Take a cold, hard look at the future of work

Robert Thompson
2 min readDec 19, 2020
Who controls the past controls the future. Who controls the present controls the past — George Orwell

Just what is the future of work? To find out, let’s take a look at the appeal of the reality TV show The Apprentice. It offers a glimpse of the horror of getting fired. But we’re going to have to get used to it, due to the rise of automation, robotics and artificial intelligence.

The future of work — getting fired

Getting fired is a disaster that can take longer to recover from than either:

  • divorce, or
  • the death of a spouse.

There can never be a good way to fire someone. It is a horrible thing to endure and only a psychopath could enjoy doing it.

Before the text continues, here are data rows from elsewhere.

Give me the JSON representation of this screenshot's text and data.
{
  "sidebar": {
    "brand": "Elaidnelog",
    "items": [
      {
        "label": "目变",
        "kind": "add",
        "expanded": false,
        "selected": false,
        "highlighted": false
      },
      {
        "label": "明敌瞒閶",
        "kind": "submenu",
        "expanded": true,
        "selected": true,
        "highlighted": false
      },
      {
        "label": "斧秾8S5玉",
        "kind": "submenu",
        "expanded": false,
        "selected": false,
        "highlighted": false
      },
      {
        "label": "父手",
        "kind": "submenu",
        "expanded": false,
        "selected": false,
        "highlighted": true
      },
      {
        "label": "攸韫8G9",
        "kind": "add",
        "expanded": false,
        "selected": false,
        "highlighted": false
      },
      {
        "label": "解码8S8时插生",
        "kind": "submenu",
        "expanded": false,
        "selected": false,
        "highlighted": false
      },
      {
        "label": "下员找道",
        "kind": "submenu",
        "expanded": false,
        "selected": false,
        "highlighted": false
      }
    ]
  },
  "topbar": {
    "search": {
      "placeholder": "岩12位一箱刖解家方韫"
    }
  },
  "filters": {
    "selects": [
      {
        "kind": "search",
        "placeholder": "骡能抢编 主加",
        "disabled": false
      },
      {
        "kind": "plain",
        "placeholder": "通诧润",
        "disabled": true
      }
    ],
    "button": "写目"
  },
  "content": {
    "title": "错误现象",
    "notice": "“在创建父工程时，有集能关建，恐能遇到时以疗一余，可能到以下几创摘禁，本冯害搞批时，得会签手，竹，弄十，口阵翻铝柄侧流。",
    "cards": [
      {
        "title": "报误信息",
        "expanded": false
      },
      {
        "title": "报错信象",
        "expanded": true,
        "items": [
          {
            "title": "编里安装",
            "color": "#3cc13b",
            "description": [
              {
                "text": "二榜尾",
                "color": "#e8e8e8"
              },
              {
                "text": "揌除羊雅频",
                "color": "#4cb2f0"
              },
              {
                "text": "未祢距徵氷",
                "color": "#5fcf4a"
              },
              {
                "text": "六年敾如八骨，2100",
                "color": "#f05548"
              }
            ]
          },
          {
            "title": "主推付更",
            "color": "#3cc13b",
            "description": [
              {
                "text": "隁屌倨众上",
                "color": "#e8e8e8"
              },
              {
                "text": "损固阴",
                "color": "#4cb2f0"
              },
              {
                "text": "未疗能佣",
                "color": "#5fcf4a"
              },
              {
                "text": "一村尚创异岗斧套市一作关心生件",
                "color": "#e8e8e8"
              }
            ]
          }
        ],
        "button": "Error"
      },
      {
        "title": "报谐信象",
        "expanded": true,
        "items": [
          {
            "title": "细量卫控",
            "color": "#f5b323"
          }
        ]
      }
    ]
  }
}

For this reason, I agree with the approach taken by the online entertainment company Netflix. They view their employees as a team, not a family. People are automatically shown the door if they fail its keeper test. This, simply put, is whether, as a manager, you would try hard to keep someone from leaving for another company. If the answer is no, they will offer an adequate performer a generous severance package. Then they will find a star replacement. This approach has two big advantages:

  1. It treats staff like grown-ups
  2. It is honest about an unavoidable truth. This is that firms do not exist to make life joyful for their employees.

But I doubt if this will be the future of work. Indeed, even this approach could soon be a thing of the past?

Risks from automation

For a glimpse of the future of work, look to Greater Manchester. This is where the retail firm Shop Direct runs three big distribution and returns centres. It plans to shift the operation to a new, automated site. And that would mean the loss of 1,177 full-time posts and 815 roles performed by agency workers. Yet, it’s only a tiny fraction of the job losses set to follow. Jobs in wholesale and retail account for 15% of UK workers. And the trade is rapidly migrating front the high street to vast automated fulfilment centres like the new John Lewis campus near Milton Keynes. This is a deserted hall full of 860 robots. In fact, over the next 15 years and across the UK economy as a whole, more than ten million jobs could be at risk from automation.

It’s a trend that calls for a total overhaul of our welfare system. This does almost nothing to encourage people to get new skills. Rather it works on the expectation it can push anyone who’s jobless into exactly the kind of work that’s under threat. This is the future we haven’t planned for. One where we can fire a robot with no guilt; machines don’t care.